Terry also had a gay son who recently died in an auto accident. After his son died, Terry asked people to for pray for God’s mercy and the eternal rest of his son’s soul. Someone should pray for Terry’s soul as well, because all the glitter in the world won’t make his ugly politics seem any less abhorrent.
Via Daily Kos
Nick
Randall Terry, not Terry Randall.
Pitou
@JayKay: this is assault how?
Per Merriam-Webster:
1
a : a violent physical or verbal attack
b : a military attack usually involving direct combat with enemy forces
c : a concerted effort (as to reach a goal or defeat an adversary)
2
a : a threat or attempt to inflict offensive physical contact or bodily harm on a person (as by lifting a fist in a threatening manner) that puts the person in immediate danger of or in apprehension of such harm or contact
No physical or verbal attack witnessed.
Thank you 🙂
Roger
Acting unprofessional is not the way to get your message across.
Mary
I fully support this.
Palto
I would’ve whacked that dumbass right in the nuts if he did that to me.

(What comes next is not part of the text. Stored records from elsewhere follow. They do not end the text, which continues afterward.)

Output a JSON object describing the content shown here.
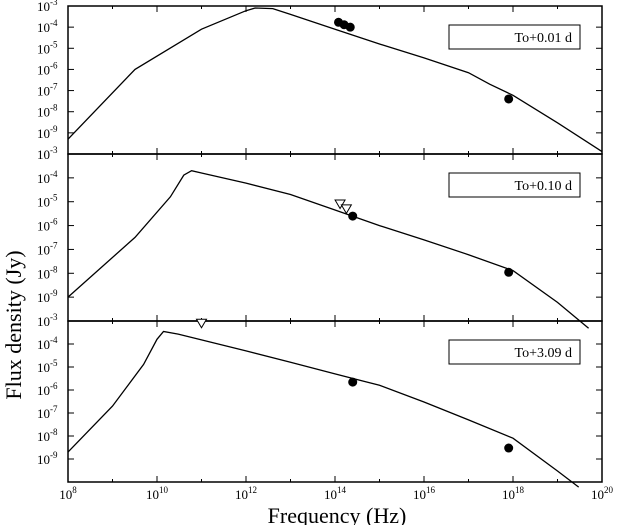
{
  "chart_data": {
    "type": "line",
    "xlabel": "Frequency (Hz)",
    "ylabel": "Flux density (Jy)",
    "x_scale": "log",
    "y_scale": "log",
    "xlim": [
      100000000.0,
      1e+20
    ],
    "ylim": [
      1e-10,
      0.001
    ],
    "x_tick_labels": [
      {
        "value": 100000000.0,
        "base": "10",
        "exp": "8"
      },
      {
        "value": 10000000000.0,
        "base": "10",
        "exp": "10"
      },
      {
        "value": 1000000000000.0,
        "base": "10",
        "exp": "12"
      },
      {
        "value": 100000000000000.0,
        "base": "10",
        "exp": "14"
      },
      {
        "value": 1e+16,
        "base": "10",
        "exp": "16"
      },
      {
        "value": 1e+18,
        "base": "10",
        "exp": "18"
      },
      {
        "value": 1e+20,
        "base": "10",
        "exp": "20"
      }
    ],
    "y_tick_labels": [
      {
        "value": 0.001,
        "base": "10",
        "exp": "-3"
      },
      {
        "value": 0.0001,
        "base": "10",
        "exp": "-4"
      },
      {
        "value": 1e-05,
        "base": "10",
        "exp": "-5"
      },
      {
        "value": 1e-06,
        "base": "10",
        "exp": "-6"
      },
      {
        "value": 1e-07,
        "base": "10",
        "exp": "-7"
      },
      {
        "value": 1e-08,
        "base": "10",
        "exp": "-8"
      },
      {
        "value": 1e-09,
        "base": "10",
        "exp": "-9"
      }
    ],
    "grid": false,
    "legend_placement": "top-right",
    "colors": {
      "line": "#000000",
      "marker": "#000000",
      "background": "#ffffff"
    },
    "panels": [
      {
        "label": "To+0.01 d",
        "model_curve": [
          {
            "x": 100000000.0,
            "y": 5e-10
          },
          {
            "x": 3200000000.0,
            "y": 1e-06
          },
          {
            "x": 100000000000.0,
            "y": 8e-05
          },
          {
            "x": 1000000000000.0,
            "y": 0.0006
          },
          {
            "x": 1600000000000.0,
            "y": 0.0008
          },
          {
            "x": 4000000000000.0,
            "y": 0.00075
          },
          {
            "x": 10000000000000.0,
            "y": 0.0004
          },
          {
            "x": 100000000000000.0,
            "y": 8e-05
          },
          {
            "x": 1000000000000000.0,
            "y": 1.6e-05
          },
          {
            "x": 1e+16,
            "y": 3.5e-06
          },
          {
            "x": 1e+17,
            "y": 7e-07
          },
          {
            "x": 3e+17,
            "y": 2e-07
          },
          {
            "x": 1e+18,
            "y": 6e-08
          },
          {
            "x": 1e+19,
            "y": 3e-09
          },
          {
            "x": 1e+20,
            "y": 1.3e-10
          }
        ],
        "detections": [
          {
            "x": 120000000000000.0,
            "y": 0.00017
          },
          {
            "x": 160000000000000.0,
            "y": 0.00013
          },
          {
            "x": 220000000000000.0,
            "y": 0.0001
          },
          {
            "x": 8e+17,
            "y": 4e-08
          }
        ],
        "upper_limits": []
      },
      {
        "label": "To+0.10 d",
        "model_curve": [
          {
            "x": 100000000.0,
            "y": 1e-09
          },
          {
            "x": 3200000000.0,
            "y": 3.2e-07
          },
          {
            "x": 20000000000.0,
            "y": 1.6e-05
          },
          {
            "x": 40000000000.0,
            "y": 0.00013
          },
          {
            "x": 60000000000.0,
            "y": 0.0002
          },
          {
            "x": 100000000000.0,
            "y": 0.00016
          },
          {
            "x": 1000000000000.0,
            "y": 6e-05
          },
          {
            "x": 10000000000000.0,
            "y": 2e-05
          },
          {
            "x": 100000000000000.0,
            "y": 4.5e-06
          },
          {
            "x": 1000000000000000.0,
            "y": 1e-06
          },
          {
            "x": 1e+16,
            "y": 2.5e-07
          },
          {
            "x": 1e+17,
            "y": 6e-08
          },
          {
            "x": 1e+18,
            "y": 1.3e-08
          },
          {
            "x": 1e+19,
            "y": 6e-10
          },
          {
            "x": 5e+19,
            "y": 5e-11
          }
        ],
        "detections": [
          {
            "x": 250000000000000.0,
            "y": 2.5e-06
          },
          {
            "x": 8e+17,
            "y": 1.1e-08
          }
        ],
        "upper_limits": [
          {
            "x": 130000000000000.0,
            "y": 8e-06
          },
          {
            "x": 180000000000000.0,
            "y": 5e-06
          }
        ]
      },
      {
        "label": "To+3.09 d",
        "model_curve": [
          {
            "x": 100000000.0,
            "y": 2e-09
          },
          {
            "x": 1000000000.0,
            "y": 2e-07
          },
          {
            "x": 5000000000.0,
            "y": 1.3e-05
          },
          {
            "x": 10000000000.0,
            "y": 0.00016
          },
          {
            "x": 14000000000.0,
            "y": 0.00035
          },
          {
            "x": 30000000000.0,
            "y": 0.00027
          },
          {
            "x": 100000000000.0,
            "y": 0.00015
          },
          {
            "x": 1000000000000.0,
            "y": 5e-05
          },
          {
            "x": 10000000000000.0,
            "y": 1.6e-05
          },
          {
            "x": 100000000000000.0,
            "y": 5e-06
          },
          {
            "x": 1000000000000000.0,
            "y": 1.6e-06
          },
          {
            "x": 1e+16,
            "y": 3e-07
          },
          {
            "x": 1e+17,
            "y": 5e-08
          },
          {
            "x": 1e+18,
            "y": 8e-09
          },
          {
            "x": 1e+19,
            "y": 3e-10
          },
          {
            "x": 3e+19,
            "y": 6e-11
          }
        ],
        "detections": [
          {
            "x": 250000000000000.0,
            "y": 2.2e-06
          },
          {
            "x": 8e+17,
            "y": 3e-09
          }
        ],
        "upper_limits": [
          {
            "x": 100000000000.0,
            "y": 0.0008
          }
        ]
      }
    ]
  }
}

I’m gay but this isn’t the way.
TASTEY GOODIES
HEY, BY DOUSING THAT DOUCHEBAG WITH GLITTER HE WAS REALLY TRYING TO SPREAD LOVE. WELL, ME THINKS ANYWAY. PEACE AND GOODWILL TOWARD ALL MEN- EVEN THE HATERS. XOXOXOXOXOXOXOXO’S.
GayGOP
@Pitou: The legal definition of battery is “an intentional, harmful or offensive touching to the person of another. This was a battery. Assault is, in layman’s terms, an attempted assault.
danny
@GayGOP
Calling glitter touching Randall Terry “battery” is like saying Randall Terry battered rational human beings when the sound of his voice touched our ears.
Vermin Supreme merely returned the kind of ridiculous mysticism that insane fundamentalists use to justify their bigotry.
Elizabeth
I love this. I LOVE THIS. (Sorry, nothing in depth to add , just sheer glee.)